If dry cleaning chemicals pollute your back yard, you can't sue. Local governments can't regulate agriculture. And the Everglades cleanup may be delayed for seven years.
If Gov. Jeb Bush approves, all those ideas will become law in Florida.
As the 2003 legislative session ended Friday, lots of people in Florida were grumbling that the Legislature left some major state issues unresolved. But lobbyists for business and agriculture left the Capitol smiling: Some of their key bills passed quickly with almost no debate on the session's final day. Environmental groups and local governments spoke out against some of the measures, but the Legislature largely ignored their concerns.
Now, environmentalists are hoping to have more success with Bush and will urge him to veto the measures.
"Polluters are getting off like it's a cakewalk," said Sierra Club lobbyist Susie Caplowe on the session's last day as a series of measures she described as anti-environment sailed through the Senate and House with no opposition.

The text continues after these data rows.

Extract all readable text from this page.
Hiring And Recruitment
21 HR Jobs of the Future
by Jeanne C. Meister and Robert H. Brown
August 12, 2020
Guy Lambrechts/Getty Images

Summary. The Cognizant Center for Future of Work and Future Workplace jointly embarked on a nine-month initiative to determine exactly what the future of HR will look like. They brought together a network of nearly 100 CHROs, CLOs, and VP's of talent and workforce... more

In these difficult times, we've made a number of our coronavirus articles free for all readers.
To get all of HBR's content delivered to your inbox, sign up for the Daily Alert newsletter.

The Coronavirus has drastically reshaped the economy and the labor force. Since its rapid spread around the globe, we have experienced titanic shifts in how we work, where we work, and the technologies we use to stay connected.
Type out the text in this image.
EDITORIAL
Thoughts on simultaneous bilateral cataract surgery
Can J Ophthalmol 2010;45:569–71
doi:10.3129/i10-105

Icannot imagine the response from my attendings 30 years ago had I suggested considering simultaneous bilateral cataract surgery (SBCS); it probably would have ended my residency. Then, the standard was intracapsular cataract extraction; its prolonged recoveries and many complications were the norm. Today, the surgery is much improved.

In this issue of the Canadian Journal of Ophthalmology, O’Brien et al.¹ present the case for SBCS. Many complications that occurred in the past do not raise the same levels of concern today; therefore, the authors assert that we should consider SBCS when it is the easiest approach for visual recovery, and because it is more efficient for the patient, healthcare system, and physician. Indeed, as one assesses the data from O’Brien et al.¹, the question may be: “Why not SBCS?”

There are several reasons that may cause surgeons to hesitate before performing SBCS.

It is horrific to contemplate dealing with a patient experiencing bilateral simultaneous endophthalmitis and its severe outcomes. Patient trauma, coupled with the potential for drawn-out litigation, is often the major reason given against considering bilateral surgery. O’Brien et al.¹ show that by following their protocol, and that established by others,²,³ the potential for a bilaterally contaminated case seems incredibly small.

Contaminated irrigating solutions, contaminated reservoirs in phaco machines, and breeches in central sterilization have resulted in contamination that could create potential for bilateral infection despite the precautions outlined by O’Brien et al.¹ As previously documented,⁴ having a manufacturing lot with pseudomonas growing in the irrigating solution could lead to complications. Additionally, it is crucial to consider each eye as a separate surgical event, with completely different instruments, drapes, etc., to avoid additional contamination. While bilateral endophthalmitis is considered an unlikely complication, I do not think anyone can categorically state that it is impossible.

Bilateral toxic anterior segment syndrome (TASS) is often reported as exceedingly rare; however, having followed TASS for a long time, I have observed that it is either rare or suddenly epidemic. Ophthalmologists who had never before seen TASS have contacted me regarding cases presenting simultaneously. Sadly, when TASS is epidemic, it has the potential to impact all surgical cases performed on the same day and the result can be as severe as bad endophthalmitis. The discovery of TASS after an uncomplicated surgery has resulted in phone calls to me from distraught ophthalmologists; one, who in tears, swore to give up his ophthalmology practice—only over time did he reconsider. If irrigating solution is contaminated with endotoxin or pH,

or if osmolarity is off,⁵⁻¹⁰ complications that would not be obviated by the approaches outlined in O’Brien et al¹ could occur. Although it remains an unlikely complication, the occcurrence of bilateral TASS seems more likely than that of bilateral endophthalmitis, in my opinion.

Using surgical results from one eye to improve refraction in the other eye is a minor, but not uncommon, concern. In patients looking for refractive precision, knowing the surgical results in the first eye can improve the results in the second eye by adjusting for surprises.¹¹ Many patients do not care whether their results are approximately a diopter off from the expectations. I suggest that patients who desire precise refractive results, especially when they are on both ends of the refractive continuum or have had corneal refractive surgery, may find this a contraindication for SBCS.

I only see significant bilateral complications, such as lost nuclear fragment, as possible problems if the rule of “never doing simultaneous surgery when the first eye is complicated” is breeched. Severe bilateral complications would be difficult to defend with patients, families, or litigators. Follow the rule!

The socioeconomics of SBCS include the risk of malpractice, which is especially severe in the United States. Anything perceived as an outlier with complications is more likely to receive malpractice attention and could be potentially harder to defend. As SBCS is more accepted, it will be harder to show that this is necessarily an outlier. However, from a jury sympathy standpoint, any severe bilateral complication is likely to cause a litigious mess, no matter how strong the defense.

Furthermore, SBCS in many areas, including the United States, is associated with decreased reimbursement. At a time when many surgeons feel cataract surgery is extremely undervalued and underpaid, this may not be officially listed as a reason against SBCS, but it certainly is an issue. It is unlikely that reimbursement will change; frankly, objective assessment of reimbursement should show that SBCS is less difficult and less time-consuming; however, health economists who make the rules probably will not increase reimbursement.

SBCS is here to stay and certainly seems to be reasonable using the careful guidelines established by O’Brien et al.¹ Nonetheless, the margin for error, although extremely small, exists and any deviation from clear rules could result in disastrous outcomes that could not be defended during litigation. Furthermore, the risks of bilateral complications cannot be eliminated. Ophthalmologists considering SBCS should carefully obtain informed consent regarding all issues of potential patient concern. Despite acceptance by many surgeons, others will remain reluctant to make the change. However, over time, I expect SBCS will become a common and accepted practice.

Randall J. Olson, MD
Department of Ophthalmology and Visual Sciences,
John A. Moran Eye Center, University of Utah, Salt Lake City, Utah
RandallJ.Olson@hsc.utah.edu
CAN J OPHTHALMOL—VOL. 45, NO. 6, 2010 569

Some legislators boasted openly on the House and Senate floors that their particular legislation was "an industry bill" - meaning it was written by businesses seeking relief from environmental laws. One victorious business: Publix Super Markets Inc. Publix and the Florida Retail Federation backed a bill sponsored by state Sen. Dennis Jones, R-Treasure Island, that prevents people from suing if their land is polluted by dry cleaning chemicals. Not a single lawmaker in the Legislature voted against it, and there was no debate.
Hundreds of sites are polluted by dry cleaning chemicals all over Florida because the chemicals are so potent they can seep through concrete floors into groundwater. Publix, which owns some shopping centers where dry cleaners have polluted, sought to change state law because the company lost a lawsuit filed by a nearby property owner. Publix argued it was unfair for the company to be sued while it already was working to clean up the site.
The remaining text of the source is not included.